CARDBOARD PIANO
by Rina Terry
Texture Press, 102 pages
reviewed by Shinelle L. Espaillat
We tend to equate the word “prison” with concrete, metal and despair, ostensibly as means of change or as a tool of rehabilitation. In her new collection, Cardboard Piano, Rina Terry reveals multi-layered evidence of the transformative power of art versus stone. Anyone who is familiar with Stephen King’s prison stories, The Green Mile and Rita Hayworth and The Shawshank Redemption (or at least with the movie adaptations thereof) expects to question the prison system and to explore the humanity of both the inmates and the guards. Terry’s words push the reader to consider the realities of an in-person search for and confrontation of that humanity, in all its potential glory and obloquy.

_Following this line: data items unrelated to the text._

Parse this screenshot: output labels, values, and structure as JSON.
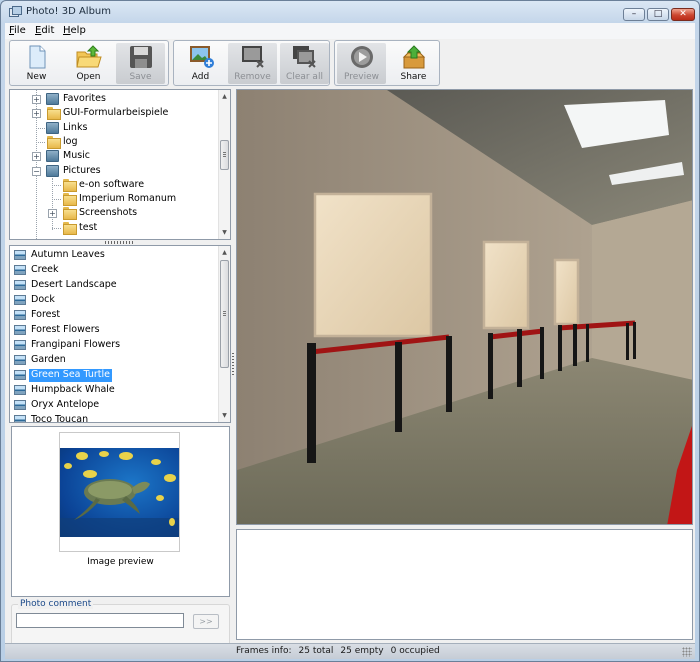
{
  "window": {
    "title": "Photo! 3D Album",
    "controls": {
      "minimize": "–",
      "maximize": "□",
      "close": "✕"
    }
  },
  "menubar": {
    "items": [
      {
        "label": "File",
        "accel": "F",
        "rest": "ile"
      },
      {
        "label": "Edit",
        "accel": "E",
        "rest": "dit"
      },
      {
        "label": "Help",
        "accel": "H",
        "rest": "elp"
      }
    ]
  },
  "toolbar": {
    "groups": [
      [
        {
          "label": "New",
          "icon": "new-document-icon",
          "enabled": true
        },
        {
          "label": "Open",
          "icon": "open-folder-icon",
          "enabled": true
        },
        {
          "label": "Save",
          "icon": "save-disk-icon",
          "enabled": false
        }
      ],
      [
        {
          "label": "Add",
          "icon": "add-picture-icon",
          "enabled": true
        },
        {
          "label": "Remove",
          "icon": "remove-picture-icon",
          "enabled": false
        },
        {
          "label": "Clear all",
          "icon": "clear-all-icon",
          "enabled": false
        }
      ],
      [
        {
          "label": "Preview",
          "icon": "play-icon",
          "enabled": false
        },
        {
          "label": "Share",
          "icon": "share-box-icon",
          "enabled": true
        }
      ]
    ]
  },
  "folder_tree": {
    "items": [
      {
        "label": "Favorites",
        "level": 0,
        "expander": "+",
        "icon": "favorites-folder-icon"
      },
      {
        "label": "GUI-Formularbeispiele",
        "level": 0,
        "expander": "+",
        "icon": "folder-icon"
      },
      {
        "label": "Links",
        "level": 0,
        "expander": "",
        "icon": "links-folder-icon"
      },
      {
        "label": "log",
        "level": 0,
        "expander": "",
        "icon": "folder-icon"
      },
      {
        "label": "Music",
        "level": 0,
        "expander": "+",
        "icon": "music-folder-icon"
      },
      {
        "label": "Pictures",
        "level": 0,
        "expander": "−",
        "icon": "pictures-folder-icon"
      },
      {
        "label": "e-on software",
        "level": 1,
        "expander": "",
        "icon": "folder-icon"
      },
      {
        "label": "Imperium Romanum",
        "level": 1,
        "expander": "",
        "icon": "folder-icon"
      },
      {
        "label": "Screenshots",
        "level": 1,
        "expander": "+",
        "icon": "folder-icon"
      },
      {
        "label": "test",
        "level": 1,
        "expander": "",
        "icon": "folder-icon"
      }
    ]
  },
  "file_list": {
    "items": [
      "Autumn Leaves",
      "Creek",
      "Desert Landscape",
      "Dock",
      "Forest",
      "Forest Flowers",
      "Frangipani Flowers",
      "Garden",
      "Green Sea Turtle",
      "Humpback Whale",
      "Oryx Antelope",
      "Toco Toucan"
    ],
    "selected": "Green Sea Turtle"
  },
  "preview": {
    "caption": "Image preview",
    "image_subject": "green sea turtle with yellow fish"
  },
  "photo_comment": {
    "legend": "Photo comment",
    "value": "",
    "button_label": ">>"
  },
  "status": {
    "label": "Frames info:",
    "total": "25 total",
    "empty": "25 empty",
    "occupied": "0 occupied"
  },
  "colors": {
    "selection": "#3399ff",
    "rope": "#b01818",
    "wall": "#a89a88"
  }
}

The opening salvo, “Thirteen Ways of Looking at Inmates” offers a kaleidoscope through which we can feel the entire collection. Terry challenges our accepted notion of rehabilitative space as cyclical: “There is only one/direction. Single file/through metal detector.” Parole notwithstanding, the suggestion is that for most who enter, there is no hope, and what’s more, the system-keepers believe that as well. After all, “an inmate/is and inmate/is an inmate.” The guards do not see what Terry sees, the one man who holds on to his sense of self enough to iron his uniform, or the baptism trough as cleansing agent.